Annonce

Les commentaires sont clos.

M2 Internship - Prompt Engineering for Visual Language Foundation Models

24 Octobre 2024


Catégorie : Stagiaire


The internship will take place in the Laboratory of Medical Information Processing (LaTIM- INSERM UMR 1101). It will be conducted within the framework of the LabCOM ADMIRE, a research unit created by Evolucare Technologies and LaTIM (https://anr.fr/Projet-ANR-19-LCV2-0005).

Context

The joint collaboration between LaTIM and Evolucare Technologies resulted in an automated algorithm that screens for ocular anomalies such as diabetic retinopathy, glaucoma and age-related macular de generation based on fundus photographs. The automated algorithm, whose performance reaches that of a retinal expert, is currently commercialized by OphtAI (www.ophtai.com), which was created by Evolucare Technologies (Villers Bretonneux, France) and ADCIS. It has been deployed in several clinical centers around the world, through the Evolucare Technologies cloud. The success of this solution is partly thanks to the large amount of annotated data collected from the OPHDIAT screening network in Île-De-France, namely 760,000 images from 100,000 diabetic patients. The goal of LaTIM and Evolucare Technologies is to expand screening to all pathologies affecting the eye, or visible through the eye (cardiovascular pathologies, neurodegenerative diseases, etc.).
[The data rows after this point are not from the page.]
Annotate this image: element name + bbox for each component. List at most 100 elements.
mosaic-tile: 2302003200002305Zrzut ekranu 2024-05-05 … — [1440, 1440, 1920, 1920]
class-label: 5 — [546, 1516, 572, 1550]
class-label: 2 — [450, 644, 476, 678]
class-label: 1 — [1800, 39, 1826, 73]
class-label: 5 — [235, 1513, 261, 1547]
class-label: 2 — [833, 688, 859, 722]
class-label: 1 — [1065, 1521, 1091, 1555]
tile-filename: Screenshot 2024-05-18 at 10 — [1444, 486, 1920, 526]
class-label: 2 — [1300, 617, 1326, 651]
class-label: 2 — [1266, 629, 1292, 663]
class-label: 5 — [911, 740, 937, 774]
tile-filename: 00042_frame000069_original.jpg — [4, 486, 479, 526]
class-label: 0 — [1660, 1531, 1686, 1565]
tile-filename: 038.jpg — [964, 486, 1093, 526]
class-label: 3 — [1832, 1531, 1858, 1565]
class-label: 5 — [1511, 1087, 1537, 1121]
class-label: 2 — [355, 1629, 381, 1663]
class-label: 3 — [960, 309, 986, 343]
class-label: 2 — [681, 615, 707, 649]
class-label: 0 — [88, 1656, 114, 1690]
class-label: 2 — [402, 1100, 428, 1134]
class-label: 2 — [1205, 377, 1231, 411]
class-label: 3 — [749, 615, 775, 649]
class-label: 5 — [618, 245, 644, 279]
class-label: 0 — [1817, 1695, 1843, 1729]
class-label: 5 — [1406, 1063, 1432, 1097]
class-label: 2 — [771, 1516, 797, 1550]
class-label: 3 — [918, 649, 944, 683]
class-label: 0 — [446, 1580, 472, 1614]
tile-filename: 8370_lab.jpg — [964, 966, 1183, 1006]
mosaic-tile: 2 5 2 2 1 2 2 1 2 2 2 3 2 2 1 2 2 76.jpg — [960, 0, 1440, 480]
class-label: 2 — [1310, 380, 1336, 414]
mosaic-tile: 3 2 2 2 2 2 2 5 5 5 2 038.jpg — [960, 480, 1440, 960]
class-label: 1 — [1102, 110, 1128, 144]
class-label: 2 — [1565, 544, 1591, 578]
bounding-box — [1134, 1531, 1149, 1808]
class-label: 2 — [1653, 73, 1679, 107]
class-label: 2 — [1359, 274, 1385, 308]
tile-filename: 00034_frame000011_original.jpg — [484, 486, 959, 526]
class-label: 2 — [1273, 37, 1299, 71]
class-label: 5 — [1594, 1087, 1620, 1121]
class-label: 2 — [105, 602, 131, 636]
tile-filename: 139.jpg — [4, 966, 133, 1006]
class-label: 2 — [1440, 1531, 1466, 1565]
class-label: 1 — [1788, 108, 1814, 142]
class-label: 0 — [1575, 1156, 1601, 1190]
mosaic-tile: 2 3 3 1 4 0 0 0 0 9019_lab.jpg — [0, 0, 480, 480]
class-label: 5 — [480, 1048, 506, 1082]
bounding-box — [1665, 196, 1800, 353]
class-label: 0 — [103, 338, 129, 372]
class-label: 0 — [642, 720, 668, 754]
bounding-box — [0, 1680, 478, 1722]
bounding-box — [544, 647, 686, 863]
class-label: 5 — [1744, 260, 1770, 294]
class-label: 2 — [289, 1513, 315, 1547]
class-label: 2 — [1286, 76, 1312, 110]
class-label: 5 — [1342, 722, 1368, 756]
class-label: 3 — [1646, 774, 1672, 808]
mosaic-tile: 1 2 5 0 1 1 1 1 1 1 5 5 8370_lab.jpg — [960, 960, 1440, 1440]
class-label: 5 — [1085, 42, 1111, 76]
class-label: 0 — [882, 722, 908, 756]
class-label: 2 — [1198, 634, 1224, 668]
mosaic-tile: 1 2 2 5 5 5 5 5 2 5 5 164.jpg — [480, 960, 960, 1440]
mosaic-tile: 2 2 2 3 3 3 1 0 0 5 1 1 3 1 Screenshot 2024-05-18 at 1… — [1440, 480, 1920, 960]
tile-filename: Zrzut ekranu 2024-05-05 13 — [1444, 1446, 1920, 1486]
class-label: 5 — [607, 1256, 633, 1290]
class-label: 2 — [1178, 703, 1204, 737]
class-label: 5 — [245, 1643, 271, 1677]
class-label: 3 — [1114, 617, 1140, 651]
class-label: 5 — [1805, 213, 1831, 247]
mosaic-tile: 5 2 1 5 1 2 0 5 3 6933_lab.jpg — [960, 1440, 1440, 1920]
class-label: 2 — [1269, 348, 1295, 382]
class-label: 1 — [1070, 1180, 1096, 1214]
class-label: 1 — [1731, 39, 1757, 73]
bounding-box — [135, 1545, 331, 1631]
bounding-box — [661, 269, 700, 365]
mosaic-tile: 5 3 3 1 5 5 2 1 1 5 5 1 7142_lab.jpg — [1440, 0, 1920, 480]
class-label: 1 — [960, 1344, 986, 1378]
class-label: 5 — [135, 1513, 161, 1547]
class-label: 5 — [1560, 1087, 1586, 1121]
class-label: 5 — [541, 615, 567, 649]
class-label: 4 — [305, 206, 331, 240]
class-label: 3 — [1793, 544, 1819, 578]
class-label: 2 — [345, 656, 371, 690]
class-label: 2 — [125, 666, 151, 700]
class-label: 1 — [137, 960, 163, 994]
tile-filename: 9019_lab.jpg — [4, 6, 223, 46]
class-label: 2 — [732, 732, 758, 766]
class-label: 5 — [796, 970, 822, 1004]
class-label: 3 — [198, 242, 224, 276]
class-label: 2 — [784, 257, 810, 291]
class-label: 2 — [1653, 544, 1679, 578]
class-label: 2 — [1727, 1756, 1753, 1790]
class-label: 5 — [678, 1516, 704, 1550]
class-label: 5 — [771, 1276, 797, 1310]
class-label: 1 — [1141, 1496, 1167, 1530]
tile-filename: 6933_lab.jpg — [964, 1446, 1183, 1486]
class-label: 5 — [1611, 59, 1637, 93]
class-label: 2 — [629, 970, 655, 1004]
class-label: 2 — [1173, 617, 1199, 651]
To this end, developing a foundation model based on fundus photographs is highly relevant, especially in the context of enhancing model generalizability [1].

In particular, Vision-Language foundation Models (VLMs) [2, 3] have shown exceptional ability to model and align the representations of images and text. These developments broaden the scope of potential applications, from visual question answering and image captioning to image-to-image retrieval. However, training these models typically requires corresponding textual descriptions, which are often missing in the medical domain. To address this challenge, Large Language Models (LLMs) are frequently employed to generate descriptions from tabular or categorical data, bridging the gap between structured medical information and the textual inputs needed for VLM training. In this work, we aim to optimize the performance of these LLMs in generating accurate and meaningful descriptions, ensuring they are well-suited for medical application. This optimization will enhance the ability of VLMs to learn from multimodal medical datasets, improving their generalizability and applicability to clinical tasks.

Description

In this work, we will evaluate the performance of several local LLMs and promote engineering solutions to enhance their output. The selected candidate’ roles will include:

  • Literature review of LLMs used in foundation models
  • Optimizing the hyperparameters for LLMs in prompt engineering.
  • Benchmarking the perfomances of several LLMs using the OPHDIAT dataset.
  • Participating in progress meetings

Profile

  • Programming skills: Python, PyTorch.
  • Knowledge in LLM is a plus

Details

  • Start date: January 2025
  • Duration: 5-6 months
  • Salary: 600 € per month

Send your resume, motivation letter and grades to Sarah Matta (sarah.matta@univ-brest.fr), Gwenolé Quellec (gwenole.quellec@inserm.fr) and Mathieu Lamard (mathieu.lamard@univ-brest.fr).

References

[1] Yukun Zhou et al. “A foundation model for generalizable disease detection from retinal images”. In: Nature 622.7981 (2023), pp. 156–163.

[2] Julio Silva-Rodriguez et al. “A foundation language-image model of the retina (flair): Encoding expert knowledge in text supervision”. In: Medical Image Analysis (2024), p. 103357.

[3] Meng Wang et al. “Common and Rare Fundus Diseases Identification Using Vision-Language Foundation Model with Knowledge of Over 400 Diseases”. In: arXiv preprint arXiv:2406.09317 (2024).